After a complete failure of an IT person came to my client's office to upgrade the harddrives on a server (windows 2003 RC2), our server now is basically unusable. The machine will boot up but after about an hour of uptime, something happens, not sure what, and the 2nd CPU goes completely red in Task Manager. Kernel mode and CPU usage are at 100%.
The System event log gets filled with this error -- 4-5 a minute:
The driver for device \Device\Scsi\viamraid1 detected a port timeout due to prolonged inactivity. All associated busses were reset in an effort to clear the condition.
I even let this run for 9 hours today after I left and there were 2000+ of those messages in that time frame.
The server is unusable, and has rendered my client completely unable to do business. I'm not an IT guy (I'm a programmer), it's Thanksgiving, and I am completely out of my element.
Anyone have any ideas about that message? Ever seen it before? Ever solved it?

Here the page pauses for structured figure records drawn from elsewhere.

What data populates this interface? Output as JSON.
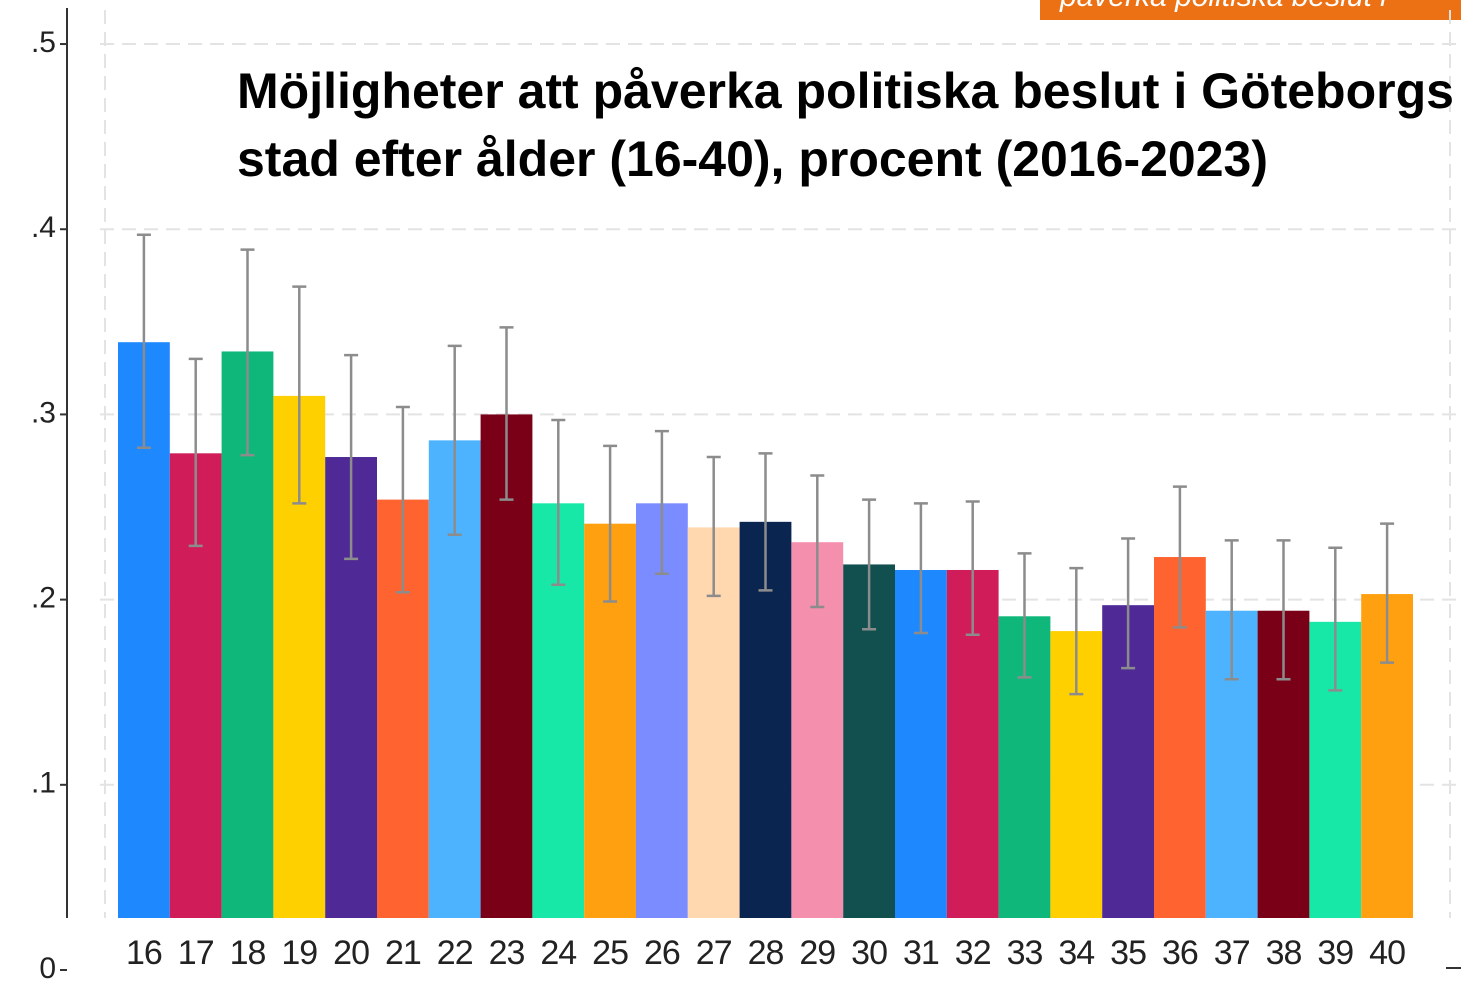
{
  "chart_data": {
    "type": "bar",
    "title_lines": [
      "Möjligheter att påverka politiska beslut i Göteborgs",
      "stad efter ålder (16-40), procent  (2016-2023)"
    ],
    "annotation": "påverka politiska beslut i",
    "categories": [
      "16",
      "17",
      "18",
      "19",
      "20",
      "21",
      "22",
      "23",
      "24",
      "25",
      "26",
      "27",
      "28",
      "29",
      "30",
      "31",
      "32",
      "33",
      "34",
      "35",
      "36",
      "37",
      "38",
      "39",
      "40"
    ],
    "values": [
      0.339,
      0.279,
      0.334,
      0.31,
      0.277,
      0.254,
      0.286,
      0.3,
      0.252,
      0.241,
      0.252,
      0.239,
      0.242,
      0.231,
      0.219,
      0.216,
      0.216,
      0.191,
      0.183,
      0.197,
      0.223,
      0.194,
      0.194,
      0.188,
      0.203
    ],
    "upper": [
      0.397,
      0.33,
      0.389,
      0.369,
      0.332,
      0.304,
      0.337,
      0.347,
      0.297,
      0.283,
      0.291,
      0.277,
      0.279,
      0.267,
      0.254,
      0.252,
      0.253,
      0.225,
      0.217,
      0.233,
      0.261,
      0.232,
      0.232,
      0.228,
      0.241
    ],
    "lower": [
      0.282,
      0.229,
      0.278,
      0.252,
      0.222,
      0.204,
      0.235,
      0.254,
      0.208,
      0.199,
      0.214,
      0.202,
      0.205,
      0.196,
      0.184,
      0.182,
      0.181,
      0.158,
      0.149,
      0.163,
      0.185,
      0.157,
      0.157,
      0.151,
      0.166
    ],
    "colors": [
      "#1e88ff",
      "#d01c58",
      "#0fb87a",
      "#ffd000",
      "#4f2a96",
      "#ff6430",
      "#4db3ff",
      "#7a0018",
      "#17e8a8",
      "#ffa010",
      "#7a8cff",
      "#ffd8b0",
      "#0a2550",
      "#f58fae",
      "#125050",
      "#1e88ff",
      "#d01c58",
      "#0fb87a",
      "#ffd000",
      "#4f2a96",
      "#ff6430",
      "#4db3ff",
      "#7a0018",
      "#17e8a8",
      "#ffa010"
    ],
    "error_color": "#8c8c8c",
    "ylim": [
      0,
      0.52
    ],
    "yticks": [
      0,
      {
        "value": 0.1,
        "label": ".1"
      },
      {
        "value": 0.2,
        "label": ".2"
      },
      {
        "value": 0.3,
        "label": ".3"
      },
      {
        "value": 0.4,
        "label": ".4"
      },
      {
        "value": 0.5,
        "label": ".5"
      }
    ],
    "grid": true
  }
}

More info: The server has 2 drives in a RAID 0 (I think, that or RAID 1) array. SCSI drives. The previous IT guy got it so messed up that he took the drives out of RAID supposedly, and now when booting, it has to boot to drive 0 just enough to read boot.ini, then we have to choose to boot from drive 1. We can't just boot to drive 1 for some reason.
At first I thought the issue was SQL Server related, as right before the server flipped out we had started an intensive query, but even after I stopped all SQL services, rebooted, etc, it still flipped out on its own after an hour. NOTHING was happening on the server. I mean, no one is in the office, no processes were started (that I know of), etc. Just flipped out.

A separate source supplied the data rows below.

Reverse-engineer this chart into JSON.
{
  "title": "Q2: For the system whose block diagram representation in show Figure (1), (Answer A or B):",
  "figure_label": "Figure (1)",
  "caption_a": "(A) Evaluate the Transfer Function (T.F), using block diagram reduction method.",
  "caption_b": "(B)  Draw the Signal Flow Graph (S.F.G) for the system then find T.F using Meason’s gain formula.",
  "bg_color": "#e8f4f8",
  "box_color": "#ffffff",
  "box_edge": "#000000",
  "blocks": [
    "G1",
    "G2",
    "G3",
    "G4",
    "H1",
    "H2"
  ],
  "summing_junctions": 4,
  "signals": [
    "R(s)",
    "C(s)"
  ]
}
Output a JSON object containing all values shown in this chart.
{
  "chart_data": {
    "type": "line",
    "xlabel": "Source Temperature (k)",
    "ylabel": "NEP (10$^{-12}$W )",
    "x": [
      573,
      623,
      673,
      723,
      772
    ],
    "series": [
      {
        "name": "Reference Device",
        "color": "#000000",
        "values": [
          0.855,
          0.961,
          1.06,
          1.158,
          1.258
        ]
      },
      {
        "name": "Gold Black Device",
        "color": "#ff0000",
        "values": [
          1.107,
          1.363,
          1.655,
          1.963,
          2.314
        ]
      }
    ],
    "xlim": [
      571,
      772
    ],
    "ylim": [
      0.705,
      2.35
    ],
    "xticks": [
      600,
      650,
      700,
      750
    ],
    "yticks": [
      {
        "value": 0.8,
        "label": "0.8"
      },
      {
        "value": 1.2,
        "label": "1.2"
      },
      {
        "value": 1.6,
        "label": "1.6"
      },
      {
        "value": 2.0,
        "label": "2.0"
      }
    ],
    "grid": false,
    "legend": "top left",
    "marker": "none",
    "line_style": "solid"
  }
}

That's a VIA SATA chipset, which makes my skin crawl being in a "server". It's got known compatibility issues with a variety of hardware, everything of power supplies that produce voltage out of VIA's spec to Seagate HDs with particular firmware. If you get to select between the two drives then your not using the hardware RAID, possibly software, but can't tell without more info.
An off the wall guess: The chipset isn't compatible with the new hard drives, and when they do a partial self test the chipset freaks out throwing a timeout error (seems like about the right time frame).
I'd start with looking for the newest firmware for the MB, chipset, and HDs. Then the newest drivers for the chipset and SATA controller.